When we leave these caves, as are we, physically and psychically? How will the world be? Will we renegotiate relations with the environment worldwide, including in terms of urban occupation and prevention of natural disasters? Will we come to understand that tackling poverty requires everyone's competition, regardless of the jurisdictions of the states? Will severe health barriers be put in place for the transit of people and goods, to the detriment of globalization? Will the current consumption patterns yield to the essentiality thesis? Will limits on growth be imposed, as the Club of Rome has been advocating since 1972? Will there be a digital revolution in work and service provision, with repercussions on urban mobility, international transport, entertainment, tourism? How will the public health policies?

There are many questions, the answers of which, however, no one knows. Most likely, we have a new normal.

In how long and for how long, however, will the new normal prevail, considering the atavistic tendency of the human being to erase from memory everything that is pain and interdiction of pleasure?

The only certainty we have is that these are times of complete uncertainty. In this context, absolute caution is the only rational option.

In a wise lesson, John Maynard Keynes pointed out, in the “Treaty on Monetary Reform” (1923): “The long term is a misleading guide to current affairs. In the long run, we will all be dead. Economists put themselves in a comfort zone, totally useless, if in stormy seasons they can only say that when the storm passes, the ocean will calm down again ”.

It is, therefore, imperative to concentrate all efforts to overcome the crisis at the present time, removing deviations in concentration resulting from speculations about the future.

If the demand for flexibility, creativity and collaboration prevails and if there is a conviction for mindfulness in the present, tax policy must be based on the concept of a broad moratorium, provided for in our legal system.

The National Tax Code (CTN), arts. 151-155, provides the moratorium hypothesis, with ample operational flexibility: general or individual, specification or not taxes or sectors, federal or national scope, applicability or not to certain regions, etc.

Anyway, it is a proper instrument for calamity situations, whose flexibility, however, does not exclude the imposition of penalties for cases of fraud or simulation, in its own favor or that of third parties.

The choice of terms, sectors or taxes includes discretionary acts based on tax morality, which requires firmness and discernment.

The moratorium establishes the rule of law, as opposed to a scenario, not unfeasible, of civil disobedience.

The moratorium must, however, go further to achieve processes and procedures as well.
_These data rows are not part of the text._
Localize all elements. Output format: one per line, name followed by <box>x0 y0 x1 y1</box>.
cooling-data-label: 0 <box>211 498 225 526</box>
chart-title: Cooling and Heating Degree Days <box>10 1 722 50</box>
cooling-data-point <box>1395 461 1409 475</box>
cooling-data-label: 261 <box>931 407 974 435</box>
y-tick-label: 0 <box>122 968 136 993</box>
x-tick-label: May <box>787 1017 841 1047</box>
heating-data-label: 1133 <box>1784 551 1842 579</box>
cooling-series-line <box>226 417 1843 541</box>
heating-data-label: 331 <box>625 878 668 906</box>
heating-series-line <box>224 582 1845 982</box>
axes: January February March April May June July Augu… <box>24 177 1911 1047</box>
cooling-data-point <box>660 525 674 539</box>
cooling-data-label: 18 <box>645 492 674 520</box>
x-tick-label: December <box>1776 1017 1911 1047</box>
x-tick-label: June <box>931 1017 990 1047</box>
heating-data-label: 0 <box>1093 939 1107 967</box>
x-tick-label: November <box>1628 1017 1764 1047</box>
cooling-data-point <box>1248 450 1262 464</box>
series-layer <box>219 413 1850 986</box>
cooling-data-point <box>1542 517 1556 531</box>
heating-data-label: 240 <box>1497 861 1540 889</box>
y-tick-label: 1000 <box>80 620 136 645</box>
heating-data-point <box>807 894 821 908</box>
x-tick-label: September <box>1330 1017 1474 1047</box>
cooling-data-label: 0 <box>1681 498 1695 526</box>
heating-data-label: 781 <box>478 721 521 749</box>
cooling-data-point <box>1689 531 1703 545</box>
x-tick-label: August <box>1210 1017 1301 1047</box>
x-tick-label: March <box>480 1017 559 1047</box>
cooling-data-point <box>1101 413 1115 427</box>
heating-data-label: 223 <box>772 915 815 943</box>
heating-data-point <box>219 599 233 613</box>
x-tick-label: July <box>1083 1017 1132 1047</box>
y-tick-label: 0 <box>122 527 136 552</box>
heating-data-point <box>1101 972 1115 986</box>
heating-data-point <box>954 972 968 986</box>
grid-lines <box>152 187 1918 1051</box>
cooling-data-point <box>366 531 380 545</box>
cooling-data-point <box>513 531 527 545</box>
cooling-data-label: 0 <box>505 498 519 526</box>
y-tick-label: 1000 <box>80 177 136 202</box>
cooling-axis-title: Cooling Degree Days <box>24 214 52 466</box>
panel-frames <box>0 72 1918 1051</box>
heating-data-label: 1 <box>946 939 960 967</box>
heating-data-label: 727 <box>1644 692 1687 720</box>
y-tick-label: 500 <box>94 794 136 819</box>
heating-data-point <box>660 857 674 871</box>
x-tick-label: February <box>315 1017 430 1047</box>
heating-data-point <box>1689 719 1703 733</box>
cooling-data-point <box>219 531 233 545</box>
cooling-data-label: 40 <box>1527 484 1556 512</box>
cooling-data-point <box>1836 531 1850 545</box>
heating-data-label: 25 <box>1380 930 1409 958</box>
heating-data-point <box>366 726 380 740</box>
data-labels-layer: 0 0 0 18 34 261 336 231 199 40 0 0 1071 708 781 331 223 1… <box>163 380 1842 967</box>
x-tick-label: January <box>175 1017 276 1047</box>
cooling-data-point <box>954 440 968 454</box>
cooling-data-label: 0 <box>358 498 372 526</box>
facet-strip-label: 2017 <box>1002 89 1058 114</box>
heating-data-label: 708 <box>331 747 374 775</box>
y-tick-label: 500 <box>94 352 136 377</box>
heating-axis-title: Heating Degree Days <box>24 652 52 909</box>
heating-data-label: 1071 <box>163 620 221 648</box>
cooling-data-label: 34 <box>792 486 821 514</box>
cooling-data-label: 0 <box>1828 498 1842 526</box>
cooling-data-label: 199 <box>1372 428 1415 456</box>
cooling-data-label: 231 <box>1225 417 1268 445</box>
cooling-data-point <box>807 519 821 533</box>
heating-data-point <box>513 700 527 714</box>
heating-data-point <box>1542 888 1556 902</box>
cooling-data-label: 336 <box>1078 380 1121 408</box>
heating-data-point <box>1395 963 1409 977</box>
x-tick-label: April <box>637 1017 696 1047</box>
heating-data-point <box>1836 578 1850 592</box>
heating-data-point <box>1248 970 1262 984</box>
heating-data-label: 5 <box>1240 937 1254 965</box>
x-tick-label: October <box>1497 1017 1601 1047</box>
For them, time also stopped.

Should be suspended, while the pandemic lasts, administrative judgments, official releases, losses (except for cases of contraband or practices that tend to make sanitary policies unfeasible), collection of active debt, requirement of accessory obligations, procedural deadlines, etc. Negative certificates must be extended for an equal period.

The Union must set an example and call for the adoption of measures by all federal entities. In this movement there can be no concession to bureaucratic mentalities, which do not see the scale of the catastrophe.

Ordinance No. 543, dated 20.03.2020, of the Federal Revenue of Brazil partially accepts the recommendations regarding the procedural and procedural moratorium. However, more boldness is needed, including regarding the moratorium on taxes. Also, remove the pretension of launches regarding the controversial prevention of decay and the presumption of fraudulent interposition of people.

It is not the time for controversy. Nor is it the time to harass taxpayers in the midst of economic debate. At least, for humanitarian reasons. It is now up to us to fight for survival.